Jardiel sempre admirou essa escritora sensível, bela, elegante, irresistível, com um raciocínio sempre irrefutável. Nunca ele tinha sentido um amor tão grande como sentia por ela. Até escreveu poemas dignos de um adolescente perante seu primeiro deslumbramento amoroso, ridículos para um homem maduro. Passou várias noites em claro pensando na sua silhueta fina, seus olhos negros pícaros e penetrantes que sabiam ler a sua alma, na sua boca de labios de baton de cores suaves, que sempre tinham a resposta certa ou um comentário inteligente.  

Cada linha de Gina era uma facada que penetrava fundo. "Não vou, de forma alguma, estabelecer uma relação furtiva com você, às escondidas de sua companheira, com desculpas para me ver... Não, nada disso para mim é aceitável".

 As lágrimas corriam no rosto de Jardiel. Foi difícil ler o parágrafo final "Reflita sobre tudo que escrevi e me diga se não tenho razão, meu escriba sem juizo... Estarei aqui hoje e sempre com todo o carinho, cumplicidade, admiração, mas respeitando a mim mesma. Amor também é isso...".

Lógico que ela tinha toda a razão, como sempre. Ele a seguiria amando, como nunca amou.

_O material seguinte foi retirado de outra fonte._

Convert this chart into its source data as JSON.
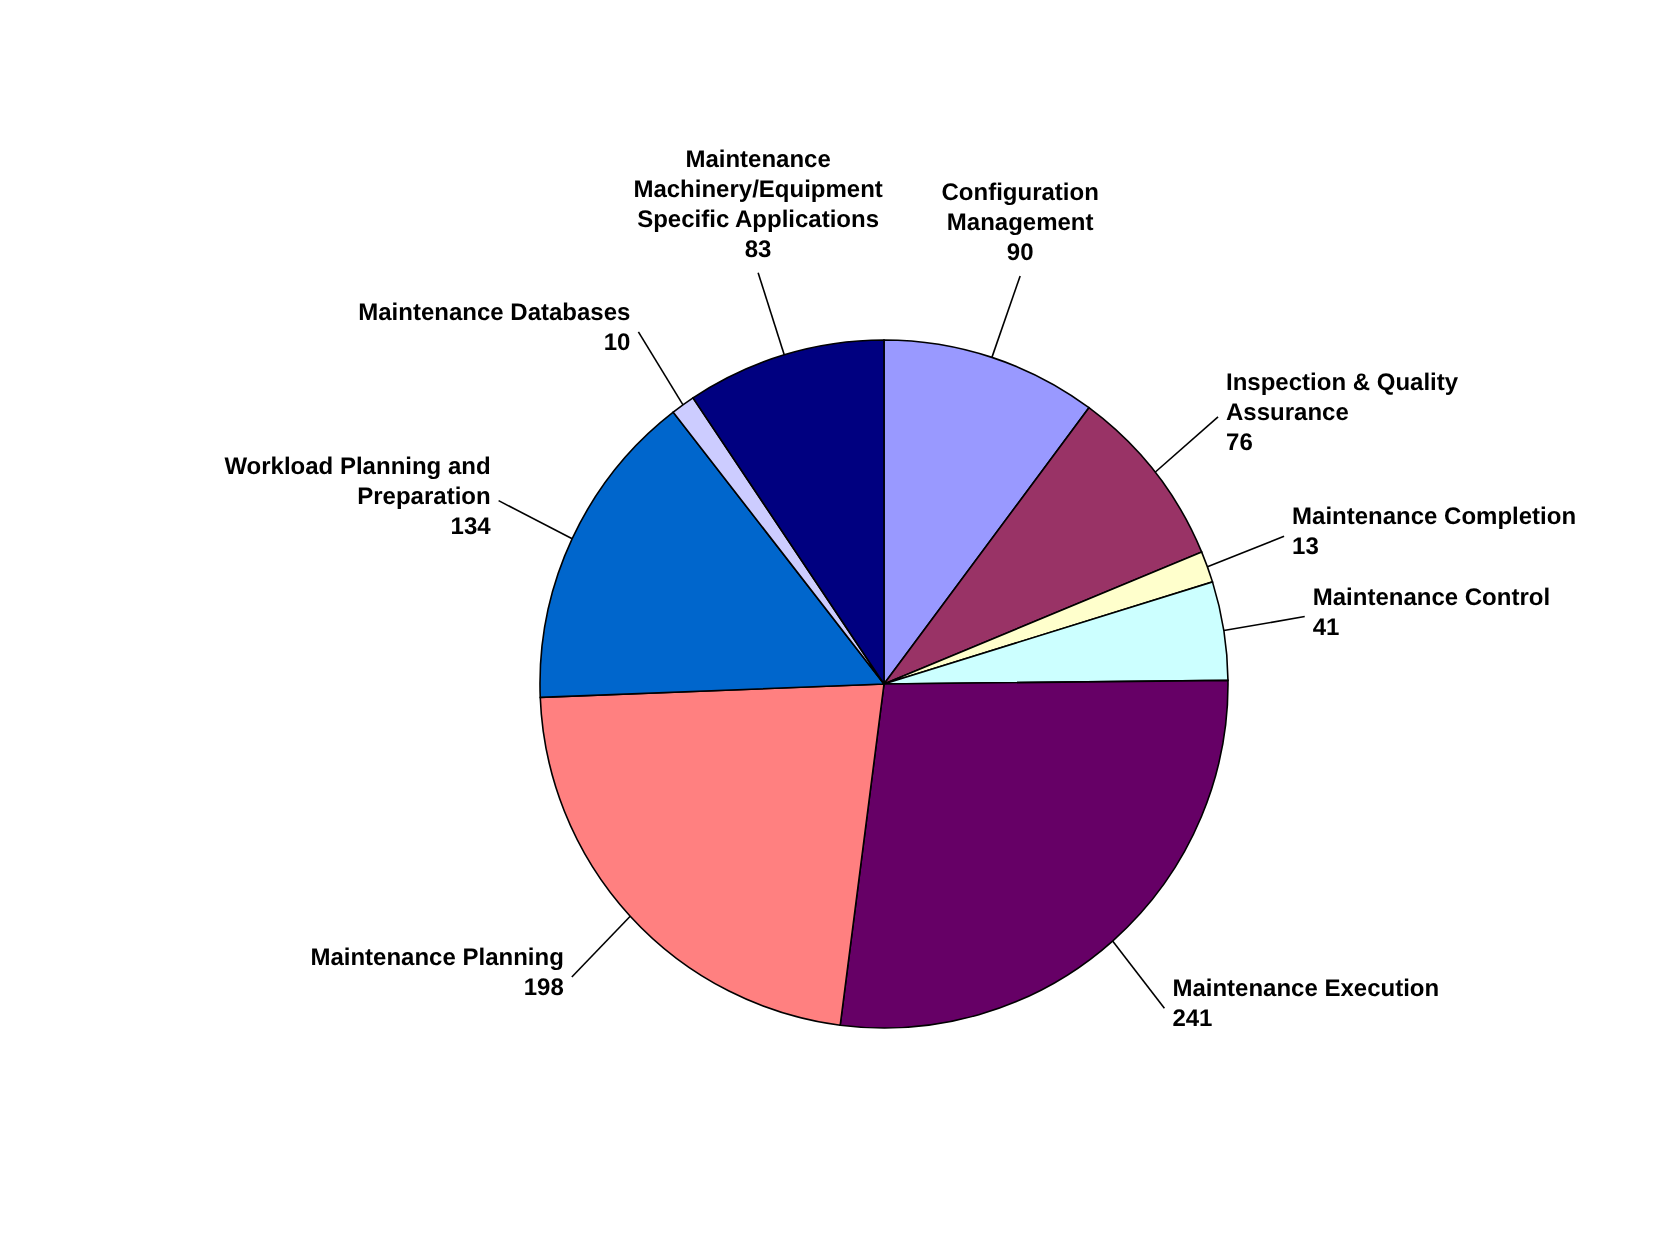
{
  "chart_data": {
    "type": "pie",
    "categories": [
      "Configuration Management",
      "Inspection & Quality Assurance",
      "Maintenance Completion",
      "Maintenance Control",
      "Maintenance Execution",
      "Maintenance Planning",
      "Workload Planning and Preparation",
      "Maintenance Databases",
      "Maintenance Machinery/Equipment Specific Applications"
    ],
    "values": [
      90,
      76,
      13,
      41,
      241,
      198,
      134,
      10,
      83
    ],
    "colors": [
      "#9999ff",
      "#993366",
      "#ffffcc",
      "#ccffff",
      "#660066",
      "#ff8080",
      "#0066cc",
      "#ccccff",
      "#000080"
    ],
    "data_labels": true
  }
}
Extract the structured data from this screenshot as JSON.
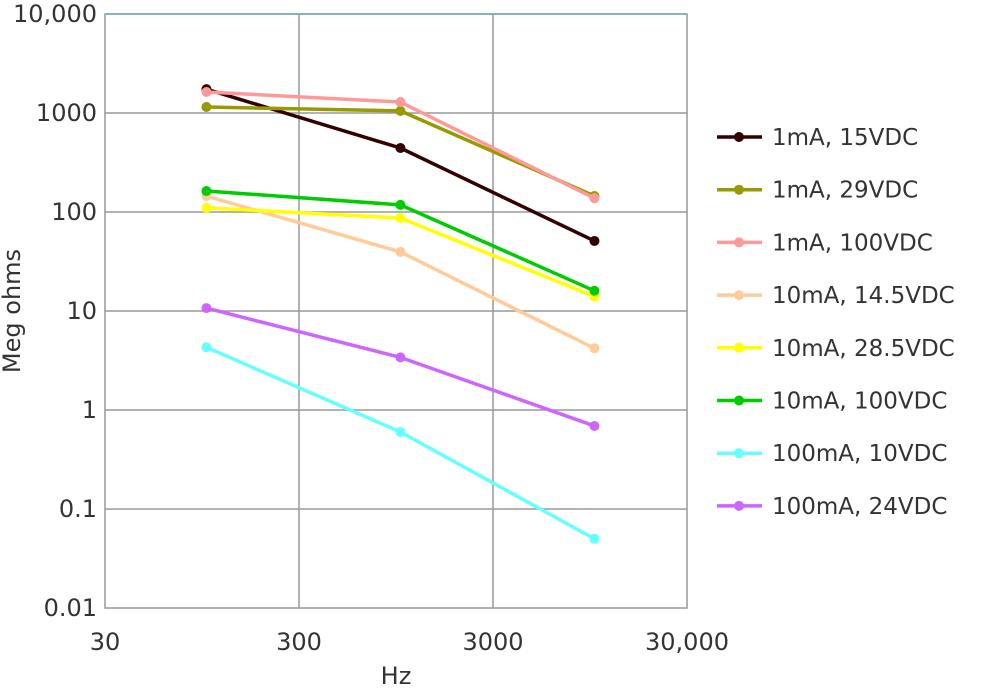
{
  "chart_data": {
    "type": "line",
    "title": "",
    "xlabel": "Hz",
    "ylabel": "Meg ohms",
    "x_scale": "log",
    "y_scale": "log",
    "xlim": [
      30,
      30000
    ],
    "ylim": [
      0.01,
      10000
    ],
    "x_ticks": [
      "30",
      "300",
      "3000",
      "30,000"
    ],
    "y_ticks": [
      "0.01",
      "0.1",
      "1",
      "10",
      "100",
      "1000",
      "10,000"
    ],
    "grid": true,
    "legend_position": "right",
    "x": [
      100,
      1000,
      10000
    ],
    "series": [
      {
        "name": "1mA, 15VDC",
        "color": "#330000",
        "values": [
          1740,
          443,
          51
        ]
      },
      {
        "name": "1mA, 29VDC",
        "color": "#999900",
        "values": [
          1150,
          1050,
          145
        ]
      },
      {
        "name": "1mA, 100VDC",
        "color": "#ff9999",
        "values": [
          1630,
          1290,
          138
        ]
      },
      {
        "name": "10mA, 14.5VDC",
        "color": "#ffcc99",
        "values": [
          145,
          39.5,
          4.2
        ]
      },
      {
        "name": "10mA, 28.5VDC",
        "color": "#ffff00",
        "values": [
          110,
          87,
          14
        ]
      },
      {
        "name": "10mA, 100VDC",
        "color": "#00cc00",
        "values": [
          163,
          118,
          16
        ]
      },
      {
        "name": "100mA, 10VDC",
        "color": "#66ffff",
        "values": [
          4.3,
          0.6,
          0.05
        ]
      },
      {
        "name": "100mA, 24VDC",
        "color": "#cc66ff",
        "values": [
          10.7,
          3.4,
          0.69
        ]
      }
    ]
  }
}
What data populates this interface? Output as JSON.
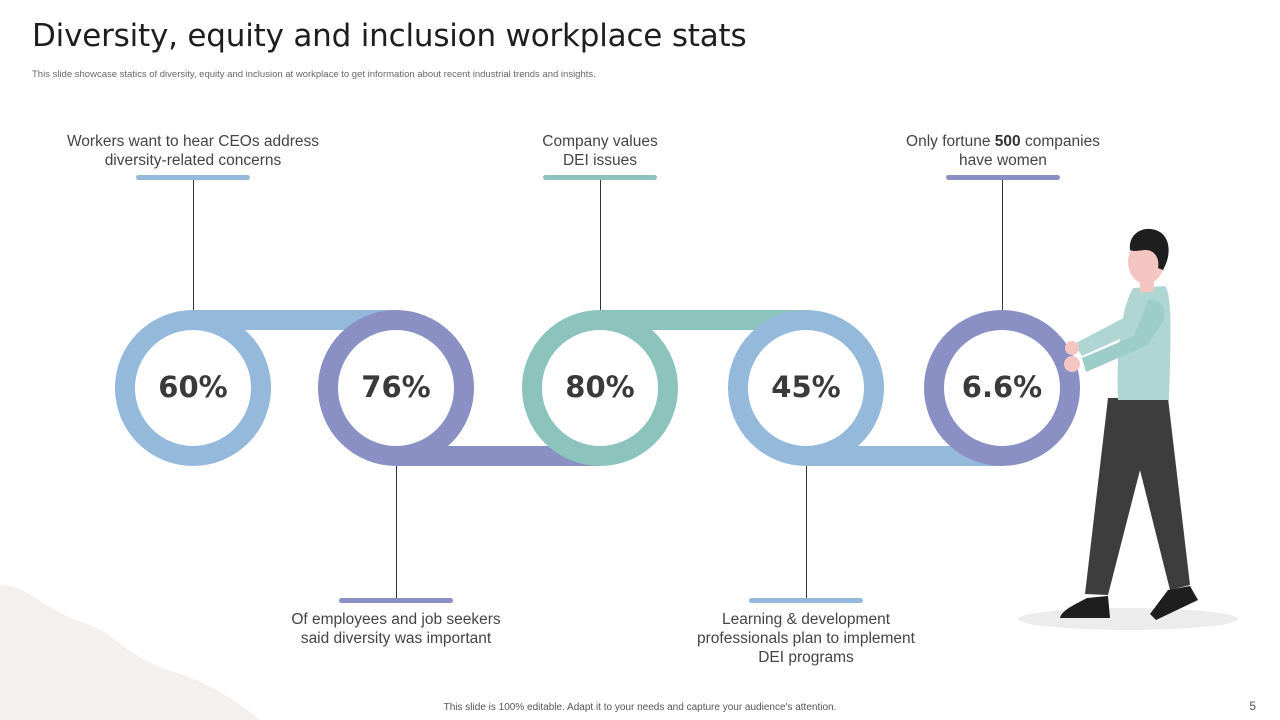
{
  "header": {
    "title": "Diversity, equity and inclusion workplace stats",
    "subtitle": "This slide showcase statics of diversity, equity and inclusion at workplace to get information about recent industrial trends and insights."
  },
  "stats": [
    {
      "value": "60%",
      "label_lines": [
        "Workers want to hear CEOs address",
        "diversity-related concerns"
      ],
      "position": "top",
      "color": "#94b9db"
    },
    {
      "value": "76%",
      "label_lines": [
        "Of employees and job seekers",
        "said diversity was important"
      ],
      "position": "bottom",
      "color": "#8a8fc4"
    },
    {
      "value": "80%",
      "label_lines": [
        "Company values",
        "DEI issues"
      ],
      "position": "top",
      "color": "#8cc4bd"
    },
    {
      "value": "45%",
      "label_lines": [
        "Learning & development",
        "professionals plan to implement",
        "DEI programs"
      ],
      "position": "bottom",
      "color": "#94b9db"
    },
    {
      "value": "6.6%",
      "label_pre": "Only fortune ",
      "label_bold": "500",
      "label_post": " companies",
      "label_line2": "have women",
      "position": "top",
      "color": "#8a8fc4"
    }
  ],
  "footer": {
    "note": "This slide is 100% editable. Adapt it to your needs and capture your audience's attention.",
    "page_number": "5"
  },
  "colors": {
    "blue": "#94b9db",
    "purple": "#8a8fc4",
    "teal": "#8cc4bd",
    "skin": "#f5c6c1",
    "shirt": "#b0d6d3",
    "pants": "#3d3d3d"
  }
}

Pela sua idade sabia que jamais voltaria a amar tanto. Pediu a quarta dose, que seu amigo barman objetou diretamente: "Você vai ficar mais bêbado. Olha para tua cara. Um desastre".

Jardiel estava inconsolável, porem precisava seguir enfrente. Como sempre fez ao derrapar na vida. Os fracos se entregam. Ele era forte, era o que dele falavam. Desta vez Jardiel duvidava que seria forte o suficiente. Ele insistiu e ganhou a quarta dose. Precisava dar a explicação que o resgatasse do buraco onde tinha despencado. Foi fácil encontrá-la. Era simples. 

Ele era um macho velho que num pico de testosterona achou uma fêmea de ancas gostosas, pele suave, coxas macias, na primavera, estação de acasalamento preferido pelos mamíferos. Apenas uma reação química primaria ao feromônio certo. Somente queria puro sexo. Apenas um macho que buscava alivio, sem ligar no prazer da fêmea, nem prestar atenção a outros atributos que não fossem exclusivamente sexuais. Pronto. Explicado. Resolvido. 

A noite estava bem avançada. Precisava voltar para sua casa em Falls Church, do outro lado do Potomac em Virginia, para a rotina certa, sem emoção, paixão ou brilho. Acabou a quarta dose e pediu a conta.

Quando o amigo barman chegou com a conta, o encontrou com a cabeça apoiada na mesa, chorando como uma criança. O barman imediatamente deu meia volta e pegou um pano para passar no antigo balcão de nogueira.